Pentiment takes, as its most obvious influence, Umberto Eco’s 1980 historical detective novel The Name Of The Rose. (It’s actually one of several games, most of them produced in Europe, that have either directly adapted, or heavily referenced, Eco’s book; it’s a strange little sub-genre of interactive fiction.) And, like Eco’s novel—where Holmes-esque friar William of Baskerville, for all his cleverness and logical acumen, inevitably causes far more damage and destruction by investigating a crime than he would have by simply leaving well enough alone—it’s a story in which a would-be detective wandering into a crime is far more likely to be a force of chaos than one of justice. I have solved a lot of murders in video games at this point, unraveled god knows how many insidious plots, and come out the intellectual victor. Few of those triumphs have ever affected me as much as watching a man who I’d condemned to an unjust fate scream his innocence, even as that first horrible blow fell.
Pentiment is an artful game, in multiple senses of the word.
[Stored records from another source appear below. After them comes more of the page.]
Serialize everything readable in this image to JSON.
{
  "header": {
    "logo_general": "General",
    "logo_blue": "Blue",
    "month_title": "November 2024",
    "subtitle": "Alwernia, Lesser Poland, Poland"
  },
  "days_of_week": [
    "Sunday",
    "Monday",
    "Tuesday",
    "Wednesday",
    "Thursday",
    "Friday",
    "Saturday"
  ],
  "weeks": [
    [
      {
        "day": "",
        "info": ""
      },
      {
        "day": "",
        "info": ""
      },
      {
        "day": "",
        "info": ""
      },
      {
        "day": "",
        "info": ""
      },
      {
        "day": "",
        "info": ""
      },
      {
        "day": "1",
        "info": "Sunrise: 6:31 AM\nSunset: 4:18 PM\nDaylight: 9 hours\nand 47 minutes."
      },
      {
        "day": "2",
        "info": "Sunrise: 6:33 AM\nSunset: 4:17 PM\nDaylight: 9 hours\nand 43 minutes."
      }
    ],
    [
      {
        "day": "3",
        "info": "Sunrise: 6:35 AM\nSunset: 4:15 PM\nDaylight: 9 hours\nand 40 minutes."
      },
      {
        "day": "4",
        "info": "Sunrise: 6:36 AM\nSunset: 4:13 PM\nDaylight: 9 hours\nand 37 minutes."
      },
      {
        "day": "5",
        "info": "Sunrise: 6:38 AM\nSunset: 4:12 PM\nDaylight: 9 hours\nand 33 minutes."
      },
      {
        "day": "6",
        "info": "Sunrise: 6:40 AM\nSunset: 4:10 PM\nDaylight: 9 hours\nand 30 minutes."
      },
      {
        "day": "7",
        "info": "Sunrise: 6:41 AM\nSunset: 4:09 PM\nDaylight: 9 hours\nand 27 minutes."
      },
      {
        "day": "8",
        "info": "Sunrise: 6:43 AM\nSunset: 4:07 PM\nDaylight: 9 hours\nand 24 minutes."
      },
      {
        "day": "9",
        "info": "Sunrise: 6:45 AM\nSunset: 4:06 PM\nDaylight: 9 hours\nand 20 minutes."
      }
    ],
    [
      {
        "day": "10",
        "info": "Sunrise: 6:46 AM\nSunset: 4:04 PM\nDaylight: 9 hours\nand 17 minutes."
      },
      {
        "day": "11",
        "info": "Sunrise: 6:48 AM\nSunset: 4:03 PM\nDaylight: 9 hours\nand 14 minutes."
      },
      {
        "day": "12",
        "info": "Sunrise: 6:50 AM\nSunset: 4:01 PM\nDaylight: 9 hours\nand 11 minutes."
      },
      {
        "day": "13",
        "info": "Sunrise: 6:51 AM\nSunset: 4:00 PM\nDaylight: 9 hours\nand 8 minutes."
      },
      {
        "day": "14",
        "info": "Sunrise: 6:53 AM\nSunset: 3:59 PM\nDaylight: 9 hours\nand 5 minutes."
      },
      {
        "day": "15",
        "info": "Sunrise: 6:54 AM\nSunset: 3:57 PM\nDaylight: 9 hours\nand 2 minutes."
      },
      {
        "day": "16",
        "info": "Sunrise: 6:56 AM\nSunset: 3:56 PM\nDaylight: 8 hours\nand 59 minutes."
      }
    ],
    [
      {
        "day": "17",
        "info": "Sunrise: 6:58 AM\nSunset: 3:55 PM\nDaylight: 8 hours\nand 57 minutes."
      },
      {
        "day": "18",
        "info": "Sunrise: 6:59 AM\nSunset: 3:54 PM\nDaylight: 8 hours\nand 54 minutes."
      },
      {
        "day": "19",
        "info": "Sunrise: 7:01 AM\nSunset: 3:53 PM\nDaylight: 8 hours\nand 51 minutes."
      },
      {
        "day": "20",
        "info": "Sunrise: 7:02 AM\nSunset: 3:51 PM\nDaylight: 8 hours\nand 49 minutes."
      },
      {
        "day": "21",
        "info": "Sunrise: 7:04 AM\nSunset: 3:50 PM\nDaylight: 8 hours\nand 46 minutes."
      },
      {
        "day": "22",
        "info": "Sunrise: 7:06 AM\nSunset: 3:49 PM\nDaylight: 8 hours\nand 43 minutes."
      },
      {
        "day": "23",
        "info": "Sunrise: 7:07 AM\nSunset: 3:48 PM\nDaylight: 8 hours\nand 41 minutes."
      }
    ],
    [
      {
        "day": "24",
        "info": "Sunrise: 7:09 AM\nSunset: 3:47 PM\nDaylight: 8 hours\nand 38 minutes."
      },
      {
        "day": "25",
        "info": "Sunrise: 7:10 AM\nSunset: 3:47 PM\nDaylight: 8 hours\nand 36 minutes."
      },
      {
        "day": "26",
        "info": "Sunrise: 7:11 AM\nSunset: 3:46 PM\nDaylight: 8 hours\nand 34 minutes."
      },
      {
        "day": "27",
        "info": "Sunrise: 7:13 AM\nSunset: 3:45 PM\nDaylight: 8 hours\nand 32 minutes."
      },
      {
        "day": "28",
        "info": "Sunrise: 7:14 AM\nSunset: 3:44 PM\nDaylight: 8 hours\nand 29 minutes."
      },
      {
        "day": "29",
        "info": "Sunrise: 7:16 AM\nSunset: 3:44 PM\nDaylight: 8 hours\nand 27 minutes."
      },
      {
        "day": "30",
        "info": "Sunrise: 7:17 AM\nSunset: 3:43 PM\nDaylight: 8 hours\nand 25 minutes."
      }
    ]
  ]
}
Even when you think you’ve become inured to its striking visual style, it’ll pull some trick—an allegorical dream sequence, or a trip traipsing through the illustrations of a literal storybook—to remind you of the beauty of what you’re looking at. But it is, if anything, even more artful in the way it tells its story. Both Andreas and I had the best of intentions when we set out to solve a murder. We did the most we could with the limited time and resources available. And then we failed, in ways that left long-lasting wounds on an entire community. For a genre that so often celebrates cleverness for the sake of cleverness, it was a sobering and, yes, an artful reminder of the limits of what good intentions can achieve—and the full breadth of the horrors they can inflict.